Eran ya casi las once y diez cuando Costa y Elena salieron de la cárcel. El capitán quería ponerlo todo en perspectiva y volver a repasar mentalmente una vez más toda la situación. Quería que el resto del equipo participara también de esa recapitulación, así que le pidió a Elena que convocara a El Obispo y a El Surfista a una reunión a las nueve.

– Daremos los pasos siguientes juntos -dijo.

¿Sería para los demás tan evidente como para él que Martina Kluge había intentado asesinar a Ingrid Scholl y que había logrado acabar también con la vida de Erika Brendel y Arminé Schönbach? A Costa no había nada que le hiciese dudar de esa conclusión, pero decidió no realizar la detención esa misma noche. Se convenció de que la joven no escaparía. Antes necesitaba dormir unas horas para recuperarse. Se despidió de Elena y fue aún a Sa Calima a tomarse tres tragos.

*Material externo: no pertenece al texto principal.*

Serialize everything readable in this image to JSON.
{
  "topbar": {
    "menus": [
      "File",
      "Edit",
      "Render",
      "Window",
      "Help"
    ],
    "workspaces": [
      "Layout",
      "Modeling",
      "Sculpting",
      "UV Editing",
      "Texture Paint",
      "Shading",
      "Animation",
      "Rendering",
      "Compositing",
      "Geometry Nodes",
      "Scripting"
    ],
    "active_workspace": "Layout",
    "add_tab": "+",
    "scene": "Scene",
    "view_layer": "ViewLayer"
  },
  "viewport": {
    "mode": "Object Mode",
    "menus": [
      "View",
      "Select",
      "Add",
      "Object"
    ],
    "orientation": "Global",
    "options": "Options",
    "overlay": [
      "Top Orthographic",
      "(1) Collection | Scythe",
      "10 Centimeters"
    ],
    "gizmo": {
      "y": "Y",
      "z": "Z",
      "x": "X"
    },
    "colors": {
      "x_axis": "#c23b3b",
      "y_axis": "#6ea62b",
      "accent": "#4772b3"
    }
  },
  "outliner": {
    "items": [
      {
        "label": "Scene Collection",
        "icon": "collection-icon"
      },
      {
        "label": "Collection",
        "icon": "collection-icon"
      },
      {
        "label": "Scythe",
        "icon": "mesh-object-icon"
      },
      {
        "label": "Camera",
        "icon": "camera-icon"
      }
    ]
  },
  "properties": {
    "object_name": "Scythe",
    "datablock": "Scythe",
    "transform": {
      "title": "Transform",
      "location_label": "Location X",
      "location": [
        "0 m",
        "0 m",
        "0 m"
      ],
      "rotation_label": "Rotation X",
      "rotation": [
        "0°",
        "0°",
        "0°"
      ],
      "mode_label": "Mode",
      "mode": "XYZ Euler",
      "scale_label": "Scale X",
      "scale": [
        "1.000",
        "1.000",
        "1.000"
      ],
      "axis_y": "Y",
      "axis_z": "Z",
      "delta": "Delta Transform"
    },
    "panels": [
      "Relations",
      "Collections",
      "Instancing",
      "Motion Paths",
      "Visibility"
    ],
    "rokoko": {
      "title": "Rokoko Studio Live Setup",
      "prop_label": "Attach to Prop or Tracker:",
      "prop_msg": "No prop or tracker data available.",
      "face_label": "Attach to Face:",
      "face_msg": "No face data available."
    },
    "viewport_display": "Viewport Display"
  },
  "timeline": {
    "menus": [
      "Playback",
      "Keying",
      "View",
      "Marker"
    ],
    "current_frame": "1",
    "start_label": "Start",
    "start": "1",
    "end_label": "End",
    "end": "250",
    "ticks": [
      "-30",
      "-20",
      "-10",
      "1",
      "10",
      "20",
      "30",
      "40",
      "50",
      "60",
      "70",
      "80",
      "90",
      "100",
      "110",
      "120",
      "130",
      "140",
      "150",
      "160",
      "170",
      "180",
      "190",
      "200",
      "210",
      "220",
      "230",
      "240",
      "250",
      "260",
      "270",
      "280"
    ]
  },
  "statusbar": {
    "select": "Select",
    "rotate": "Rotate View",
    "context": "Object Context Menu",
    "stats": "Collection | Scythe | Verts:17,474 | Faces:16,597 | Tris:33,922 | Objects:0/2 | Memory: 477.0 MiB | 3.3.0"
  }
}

Ya en la cama, sentía el agotamiento, pero no había manera de conciliar el sueño. Se quedó allí tumbado, mirando al techo. Se había propuesto arrestar a Schönbach. Sabía que no sería fácil conseguirlo: habría un largo tira y afloja burocrático entre España y Alemania que Schönbach aprovecharía para escapar de su perseguidor. Era inteligente y rico, y tenía contactos en las altas esferas; entre ellos, también contactos de fácil activación con la mafia internacional, según suponía Costa. Ya sólo por la forma en que lo había noqueado en Vista Mar -¡una pequeña advertencia!- había quedado demostrado con qué recursos contaba su adversario. Sin embargo, no se había dejado amedrentar entonces y tampoco lo haría ahora. Y de repente todo había cambiado. Se sentía como si hubiese llegado en un coche de última generación a una pradera donde estaba rodeado de ovejas que pastaban. ¿Debía dirigir su instinto cazador contra una persona tan afable e inofensiva como Martina? ¿Todo su olfato, su lógica y su ferocidad? La idea le repugnaba, pero lo haría.

Al día siguiente llegaron todos puntualmente a la reunión. «Otro progreso», pensó Costa.